Senior Client Partner
Walking the pay transparency tightrope
How APAC HR leaders are managing total rewards expectations in 2023, balancing talent retention with budget limitations.
Walking the pay transparency tightrope
With inflation surging around the world, it has never been more important to make sure you get pay increases just right. Too much, and organizations will see margins further eroded. Too little, and you risk losing top talent in a tight labor market.
To find that balance, you need to understand local market movements and expectations. According to Korn Ferry’s recent Global Total Rewards Survey, the average pay raise globally was 4.4% in 2023. Although 28% of the 2,600 companies surveyed said they ended up granting higher increases than originally budgeted, this means on average employee remuneration is not keeping pace with inflation, which the UN predicts will decline globally to 5.3% in 2023.
Kartikey Singh heads Korn Ferry’s Reward & Benefit Solution practice in Singapore. According to Singh, inflation is moving at such a pace in some markets that it just isn’t possible for companies to pay in line with that growth. Instead, they are mapping pay increases to market movements for specific jobs.
Across APAC, reported pay increases signal wide variance between individual countries. India increased salaries by 9.5% in 2023, and forecasts 9.8% growth in 2024. Australia, despite having one of the highest voluntary turnover rates in the region, is only planning to increase wages 4% this year—in line with the US at 3.8% and the UK at 4%.
Singh says these differences reflect the maturity and growth within each economy. “Australia, like the US and UK, is used to having lower and more stable inflation—and its rewards movements also tend to be more stable. Growth markets like India, Indonesia and China continue to struggle with talent supply shortages, especially in specific areas like technology and commercial sales.”
Singh also suggests that India is also now benefiting from changes to global supply chain strategies, with advanced manufacturing diversifying out of China. “Talent with skills in manufacturing, operations and supply chain can command a higher premium in India now,” he notes.
In contrast, Singapore is experiencing rapid wage growth in its lower-level roles due to its Progressive Wage Credit scheme—which is co-funded by the Singaporean government. Singaporean organizations told Korn Ferry they awarded a 4.3% median salary increase in 2023, with slightly more to juniors and clerical positions.
Singh says he is also seeing many APAC organizations think more creatively about total rewards.
“We used to see everyone get a market-base increase—an inflation-plus baseline range, with some differentiation based on merit,” he explains. “Now, HR professionals are linking this merit-based approach to specific job families—focusing pay growth on roles or skills that are very difficult to hire in the current market.”

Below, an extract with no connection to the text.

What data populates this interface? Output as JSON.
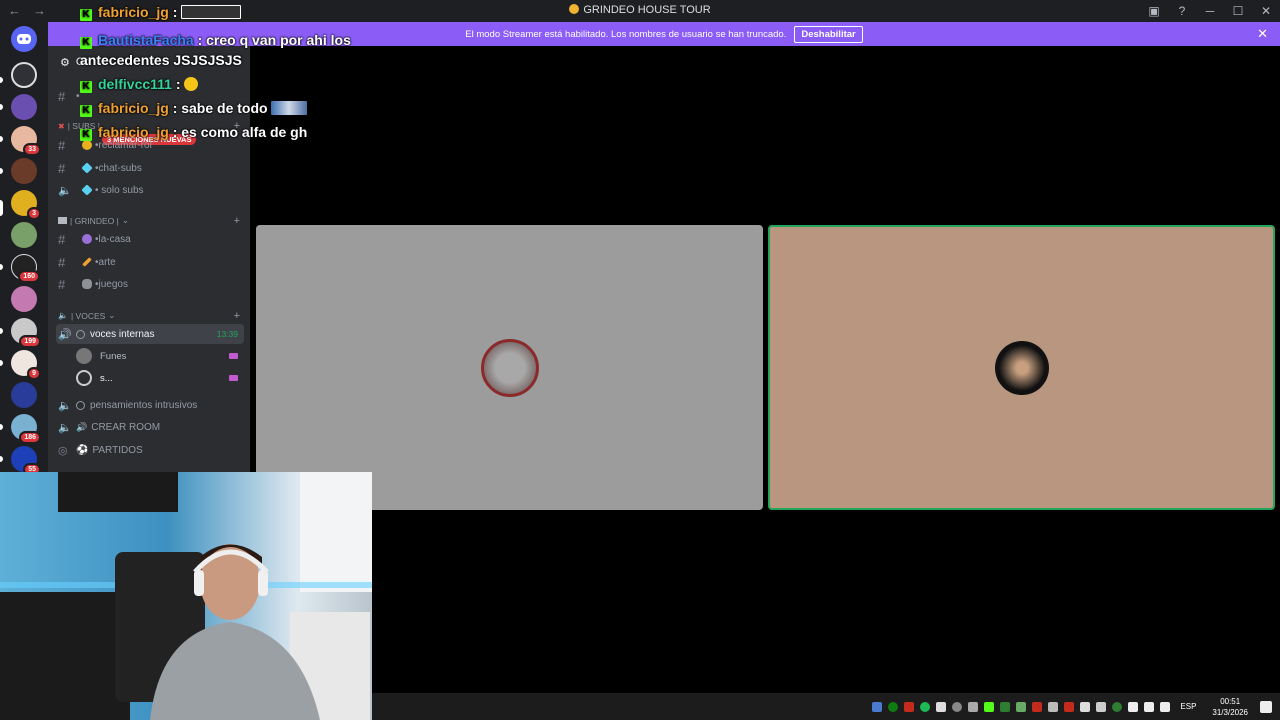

He believes in the future this could become even more individualized. “In the next five years, every employee could have customized compensation. Perhaps they will be able to choose—they can dial up the bonus, or select the benefits they value most, like childcare or extra leave. We are currently working with a tech company that ties compensation to ‘identities.’ By measuring proficiency level on different competencies, the company can assess the value of that identity—and pay accordingly.”
Bespoke rewards are challenging to execute at scale—and even more difficult in markets where there is regulatory requirement for pay transparency.
Pay transparency can help organizations attract and retain top talent by leveling the playing field and showing a commitment to pay equity. Yet Korn Ferry’s survey found just 12% of global respondents have developed and implemented a strategy for pay transparency, while almost half are adopting a ‘wait and see’ approach.
Singh says he is starting to see more transparency around executive pay in APAC, “but broader pay still tends to be a bit of a black hole. Organizations will become more transparent if there is regulation in place.”
Starting in 2024, Australian companies with more than 100 employees will need to publish their gender pay gap data, and a recent amendment to the Fair Work Act bans pay secrecy clauses in employment contracts.
Singh says it can take two to three years to collect and analyze data to make pay transparency reporting both accurate and realistic.
“We have been working with a major listed hospital group in ASEAN. They decided a few years ago they wanted to disclose compensation in their annual reports, to show they are working towards best practice in pay equity. They are just now reporting at a senior executive level, and will be able to provide greater detail across all jobs next year,” he says.
Ultimately, employers know pay transparency gives employees more power. Especially in a market where top talent is being enticed by competitors with a 20% pay bump.
If HR has previously tried to match those offers, pay transparency will open the door to everyone with that role or skillset demanding the same compensation. No wonder 51% of HR professionals globally believe pay transparency will lead to higher wages, according to the Korn Ferry survey.
This is ultimately the challenge for HR in 2023: to make sure they can get the most productivity and performance from a limited budget for payroll increases. Labor costs have a significant impact on the bottom line, across all industries. So how can you best spend planned payroll increases in a way that is fair, consistent and makes people feel valued?
It will be a careful balancing act—especially as inflation continues to erode the meaningful impact of wage growth for many employees.